9. Technical and organizational measures (Annex II)
- Encryption: TLS 1.2+ in transit; Fernet symmetric encryption of OAuth tokens and webhook secrets, two-key rotation; platform disk encryption (AWS/OVH).
- CIA & resilience: regionally redundant storage, documented backups, health checks, RPO/RTO per SLA.
- Restoration: tested backup restore procedures.
- Regular testing: dependency scanning, periodic penetration testing.
- Access control: least-privilege RBAC, MFA on admin consoles, formal joiner/mover/leaver process.
- Tenant isolation: PostgreSQL row-level security on tenant-scoped tables, enforced server-side.
- Logging: audit log of security-relevant actions.
- Personnel: confidentiality, background checks (where permitted), annual security training.
- Physical security: handled by sub-processors (AWS, OVH) under certified controls.
- Incident response: documented runbook, 72-hour notification SLA.
10. Return and deletion of data
10.1 Within 30 days of termination or written request, Company will delete or return Customer Personal Data at Customer's option, except where retention is required by law or for legitimate billing/audit records.
10.2 Backups are cycled out within 35 days; they remain encrypted and inaccessible until overwritten.
11. Controller responsibilities
11.1 Customer warrants a valid legal basis to collect and submit Customer Personal Data to the Service.
11.2 Customer is responsible for its own transparency obligations (e.g. its own privacy notice covering use of Time Manager).
12. Miscellaneous
12.1 Precedence. This DPA controls over the Agreement as to processing of personal data. The SCCs/IDTA control over this DPA in a conflict.

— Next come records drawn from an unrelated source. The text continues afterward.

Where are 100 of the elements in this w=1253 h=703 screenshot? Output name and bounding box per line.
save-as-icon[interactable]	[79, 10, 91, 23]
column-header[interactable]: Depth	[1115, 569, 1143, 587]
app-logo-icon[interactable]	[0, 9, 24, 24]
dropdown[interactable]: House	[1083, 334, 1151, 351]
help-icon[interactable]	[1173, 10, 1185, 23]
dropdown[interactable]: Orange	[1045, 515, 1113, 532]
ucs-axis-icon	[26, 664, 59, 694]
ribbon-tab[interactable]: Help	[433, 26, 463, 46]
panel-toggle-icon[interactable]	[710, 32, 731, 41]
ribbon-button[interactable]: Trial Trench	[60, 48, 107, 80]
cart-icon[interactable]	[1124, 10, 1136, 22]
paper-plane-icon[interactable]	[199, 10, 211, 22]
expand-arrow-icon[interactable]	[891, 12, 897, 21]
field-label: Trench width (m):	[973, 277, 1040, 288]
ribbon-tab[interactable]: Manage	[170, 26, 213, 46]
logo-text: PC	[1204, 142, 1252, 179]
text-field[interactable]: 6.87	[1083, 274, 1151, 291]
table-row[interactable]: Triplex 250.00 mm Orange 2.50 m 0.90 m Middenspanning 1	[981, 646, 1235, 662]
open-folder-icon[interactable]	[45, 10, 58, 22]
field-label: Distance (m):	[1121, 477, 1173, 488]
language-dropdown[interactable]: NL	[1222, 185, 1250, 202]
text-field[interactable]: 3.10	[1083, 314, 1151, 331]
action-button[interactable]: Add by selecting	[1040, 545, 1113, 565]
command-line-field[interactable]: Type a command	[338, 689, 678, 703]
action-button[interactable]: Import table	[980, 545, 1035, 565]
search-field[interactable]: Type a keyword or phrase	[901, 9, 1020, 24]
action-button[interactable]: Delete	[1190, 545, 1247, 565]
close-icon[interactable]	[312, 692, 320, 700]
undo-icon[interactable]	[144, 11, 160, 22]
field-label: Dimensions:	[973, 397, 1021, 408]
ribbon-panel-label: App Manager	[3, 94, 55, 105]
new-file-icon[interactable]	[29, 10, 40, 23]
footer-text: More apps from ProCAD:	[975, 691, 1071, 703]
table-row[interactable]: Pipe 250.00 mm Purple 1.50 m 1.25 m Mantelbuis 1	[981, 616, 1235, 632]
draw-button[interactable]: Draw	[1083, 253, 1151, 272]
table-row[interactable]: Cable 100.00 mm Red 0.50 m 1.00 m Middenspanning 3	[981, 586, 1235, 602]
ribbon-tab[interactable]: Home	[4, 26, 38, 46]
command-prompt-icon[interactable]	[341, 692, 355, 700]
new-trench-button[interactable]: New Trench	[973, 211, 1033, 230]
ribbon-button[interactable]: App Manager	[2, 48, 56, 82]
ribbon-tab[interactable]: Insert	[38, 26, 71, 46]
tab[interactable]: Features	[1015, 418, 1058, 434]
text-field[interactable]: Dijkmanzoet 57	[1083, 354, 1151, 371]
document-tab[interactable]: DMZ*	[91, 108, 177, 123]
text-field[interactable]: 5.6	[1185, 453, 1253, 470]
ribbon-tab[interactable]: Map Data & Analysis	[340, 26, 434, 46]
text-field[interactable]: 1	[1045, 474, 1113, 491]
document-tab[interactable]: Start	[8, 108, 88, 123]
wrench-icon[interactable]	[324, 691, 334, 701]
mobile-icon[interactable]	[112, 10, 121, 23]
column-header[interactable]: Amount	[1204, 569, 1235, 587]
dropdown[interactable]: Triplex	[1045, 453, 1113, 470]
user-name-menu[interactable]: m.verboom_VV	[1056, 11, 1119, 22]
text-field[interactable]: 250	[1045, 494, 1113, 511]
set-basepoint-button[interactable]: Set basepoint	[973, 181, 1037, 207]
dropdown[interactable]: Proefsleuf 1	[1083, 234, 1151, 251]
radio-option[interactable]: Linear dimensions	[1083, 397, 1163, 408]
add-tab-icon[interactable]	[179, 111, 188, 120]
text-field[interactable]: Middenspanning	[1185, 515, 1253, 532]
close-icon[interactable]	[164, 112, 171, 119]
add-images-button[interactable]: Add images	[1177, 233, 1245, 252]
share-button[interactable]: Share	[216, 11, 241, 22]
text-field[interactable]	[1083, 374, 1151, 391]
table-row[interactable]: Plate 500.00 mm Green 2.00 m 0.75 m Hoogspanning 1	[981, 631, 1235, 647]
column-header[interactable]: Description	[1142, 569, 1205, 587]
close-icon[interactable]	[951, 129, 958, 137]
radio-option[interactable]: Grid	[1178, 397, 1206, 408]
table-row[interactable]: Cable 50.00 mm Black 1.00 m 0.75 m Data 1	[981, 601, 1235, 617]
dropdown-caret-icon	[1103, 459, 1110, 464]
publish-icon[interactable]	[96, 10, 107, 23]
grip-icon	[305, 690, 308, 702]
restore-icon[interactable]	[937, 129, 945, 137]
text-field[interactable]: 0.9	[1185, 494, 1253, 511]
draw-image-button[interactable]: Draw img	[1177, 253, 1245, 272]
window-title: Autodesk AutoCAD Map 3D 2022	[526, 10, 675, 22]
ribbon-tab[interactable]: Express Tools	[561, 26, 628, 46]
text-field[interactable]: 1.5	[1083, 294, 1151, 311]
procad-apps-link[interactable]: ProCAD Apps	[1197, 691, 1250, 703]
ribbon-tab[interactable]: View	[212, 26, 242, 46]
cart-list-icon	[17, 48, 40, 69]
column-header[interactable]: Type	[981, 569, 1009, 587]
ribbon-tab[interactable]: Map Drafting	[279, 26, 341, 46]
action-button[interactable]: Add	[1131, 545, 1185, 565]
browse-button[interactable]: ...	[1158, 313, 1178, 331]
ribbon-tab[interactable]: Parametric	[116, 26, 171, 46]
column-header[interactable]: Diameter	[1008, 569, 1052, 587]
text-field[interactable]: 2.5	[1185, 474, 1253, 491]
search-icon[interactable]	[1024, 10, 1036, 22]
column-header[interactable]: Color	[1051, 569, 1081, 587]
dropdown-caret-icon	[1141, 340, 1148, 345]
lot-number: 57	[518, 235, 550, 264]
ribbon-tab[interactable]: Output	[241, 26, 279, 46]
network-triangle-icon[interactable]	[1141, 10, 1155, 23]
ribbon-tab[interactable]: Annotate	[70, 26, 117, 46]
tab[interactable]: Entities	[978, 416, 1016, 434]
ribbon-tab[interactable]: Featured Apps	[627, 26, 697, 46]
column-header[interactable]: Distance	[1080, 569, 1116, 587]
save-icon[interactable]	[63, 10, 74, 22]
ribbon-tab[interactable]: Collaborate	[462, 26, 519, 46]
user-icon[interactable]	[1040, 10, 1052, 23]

12.2 Liability. Liability under this DPA is subject to the Agreement's limitation-of-liability terms.
12.3 Changes. Company may update this DPA to reflect regulatory or structural changes with 30 days' notice; updates will not materially reduce Customer's protections.
Annexes
- Annex I — List of parties, description of transfer, competent supervisory authority. To be completed per order form.
- Annex II — Technical and organizational measures (see §9).
- Annex III — EU SCCs (2021/914), modules 2 & 3, incorporated by reference.
- Annex IV — UK IDTA, incorporated by reference.
- Annex V — Sub-processor list (current version at
/timemanager/pages/legal/sub-processors.htmlwhen published).